Ingrid saisit une chaise se trouvant dans le coin de la salle et aide Mme Knoll à s’asseoir près du lit d’Aaron.

Heure : 3 h (quatre heures et demie après la collision)

« Madame Knoll? Je suis le Dr Labinski. Le Dr Pierce m’a demandé d’examiner votre fils et d’effectuer une intervention chirurgicale pour arrêter une hémorragie interne.

— Oui, je suis madame Knoll. Est-ce grave?

— Eh bien, la situation est assez grave pour qu’on me demande de l’examiner et de résoudre le problème. La situation est donc grave, en effet. Laissez-moi vous expliquer ce que je souhaite faire. Ensuite, si vous donnez votre consentement, nous le conduirons à la salle d’opération pour lui permettre de commencer à se rétablir, du moins nous l’espérons. »

Le Dr Labinski explique à Mme Knoll que Aaron a probablement une partie de la rate arrachée et que l’hémorragie continuera s’il n’est pas opéré. Aaron a déjà perdu un peu de sang, mais son état est raisonnablement stable. Il ne restera cependant pas stable sans intervention chirurgicale. Il explique aussi le risque associé à une anesthésie, aux infections et aux cicatrices, ainsi que les risques relatifs à l’incapacité d’arrêter d’autres hémorragies dans la salle d’opération.

Mme Knoll signe le formulaire de consentement.
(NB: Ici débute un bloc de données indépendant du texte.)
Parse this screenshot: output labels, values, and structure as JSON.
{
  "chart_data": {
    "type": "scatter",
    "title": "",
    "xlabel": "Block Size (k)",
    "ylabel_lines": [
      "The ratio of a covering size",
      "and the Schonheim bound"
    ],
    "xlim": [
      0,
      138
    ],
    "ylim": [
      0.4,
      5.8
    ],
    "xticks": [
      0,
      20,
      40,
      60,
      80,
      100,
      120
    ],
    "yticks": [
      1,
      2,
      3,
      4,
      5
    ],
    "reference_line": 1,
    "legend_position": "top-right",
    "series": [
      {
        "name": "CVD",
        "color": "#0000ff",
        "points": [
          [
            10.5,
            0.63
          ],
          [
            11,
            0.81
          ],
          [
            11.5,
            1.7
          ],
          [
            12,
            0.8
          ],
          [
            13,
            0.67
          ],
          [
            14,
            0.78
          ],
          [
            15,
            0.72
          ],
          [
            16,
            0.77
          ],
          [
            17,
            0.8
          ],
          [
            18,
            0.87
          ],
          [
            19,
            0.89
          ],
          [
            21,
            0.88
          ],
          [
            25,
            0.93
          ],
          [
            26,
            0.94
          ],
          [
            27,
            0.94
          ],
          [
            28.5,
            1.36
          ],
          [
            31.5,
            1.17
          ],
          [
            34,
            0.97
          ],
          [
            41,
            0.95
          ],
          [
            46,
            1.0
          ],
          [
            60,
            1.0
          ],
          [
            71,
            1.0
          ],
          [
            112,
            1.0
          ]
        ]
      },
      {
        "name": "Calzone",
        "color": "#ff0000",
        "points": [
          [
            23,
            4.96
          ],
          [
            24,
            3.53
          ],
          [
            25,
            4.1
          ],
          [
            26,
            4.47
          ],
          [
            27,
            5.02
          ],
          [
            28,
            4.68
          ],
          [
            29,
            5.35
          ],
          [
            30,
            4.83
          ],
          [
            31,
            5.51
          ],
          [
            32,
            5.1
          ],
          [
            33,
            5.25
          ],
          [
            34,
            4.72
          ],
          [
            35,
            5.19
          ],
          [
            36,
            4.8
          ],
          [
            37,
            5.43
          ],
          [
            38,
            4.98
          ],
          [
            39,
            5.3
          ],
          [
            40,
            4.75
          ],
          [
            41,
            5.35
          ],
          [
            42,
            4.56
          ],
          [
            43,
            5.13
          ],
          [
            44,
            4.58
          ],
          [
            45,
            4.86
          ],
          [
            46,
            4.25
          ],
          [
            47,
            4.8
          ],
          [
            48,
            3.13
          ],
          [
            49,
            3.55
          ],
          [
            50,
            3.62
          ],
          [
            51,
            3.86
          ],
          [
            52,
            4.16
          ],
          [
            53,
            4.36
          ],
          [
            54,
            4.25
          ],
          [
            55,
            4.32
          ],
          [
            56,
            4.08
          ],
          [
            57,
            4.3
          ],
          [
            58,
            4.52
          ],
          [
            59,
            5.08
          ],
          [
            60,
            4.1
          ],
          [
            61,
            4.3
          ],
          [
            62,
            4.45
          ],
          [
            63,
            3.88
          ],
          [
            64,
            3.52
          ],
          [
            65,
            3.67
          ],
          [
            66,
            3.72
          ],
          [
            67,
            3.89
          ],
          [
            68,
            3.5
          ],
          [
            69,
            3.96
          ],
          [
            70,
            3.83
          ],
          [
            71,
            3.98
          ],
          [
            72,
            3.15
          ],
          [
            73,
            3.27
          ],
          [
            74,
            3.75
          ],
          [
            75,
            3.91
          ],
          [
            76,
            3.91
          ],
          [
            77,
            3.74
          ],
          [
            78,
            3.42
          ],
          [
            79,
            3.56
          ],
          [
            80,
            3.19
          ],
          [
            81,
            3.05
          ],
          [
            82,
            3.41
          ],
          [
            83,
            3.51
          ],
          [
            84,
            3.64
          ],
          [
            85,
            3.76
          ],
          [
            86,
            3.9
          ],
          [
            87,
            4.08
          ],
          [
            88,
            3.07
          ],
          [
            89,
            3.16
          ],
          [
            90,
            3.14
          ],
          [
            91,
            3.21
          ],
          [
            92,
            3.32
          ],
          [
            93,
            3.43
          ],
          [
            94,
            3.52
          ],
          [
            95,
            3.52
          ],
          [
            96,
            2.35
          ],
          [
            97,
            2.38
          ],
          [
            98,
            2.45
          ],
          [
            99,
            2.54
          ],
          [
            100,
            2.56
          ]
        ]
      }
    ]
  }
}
« Je me rends de ce pas à la salle d’opération pour informer le personnel que nous ferons l’intervention chirurgicale cette nuit, dans l’heure qui suit environ. Je vous téléphonerai lorsque nous aurons terminé. Je vous incite fortement à retourner à la maison quelques heures ou à demander à Ingrid si vous pouvez dormir dans la salle familiale. Il vous faut du sommeil. Aaron aura besoin de votre aide à son réveil. Je m’attends à ce que l’intervention chirurgicale dure de deux à trois heures. Aaron devra ensuite passer à peu près quatre heures dans la salle de réveil. Enfin, il sera conduit à l’étage du service de chirurgie, où vous pourrez le voir vers 10 h.

— D’accord. Je préférerais rester; je parlerai donc à Ingrid.

— C’est très bien. Je vous téléphonerai après l’intervention. »

Sur ce, le Dr Labinski sort de la salle de traumatologie 2 et se dirige vers la salle d’opération.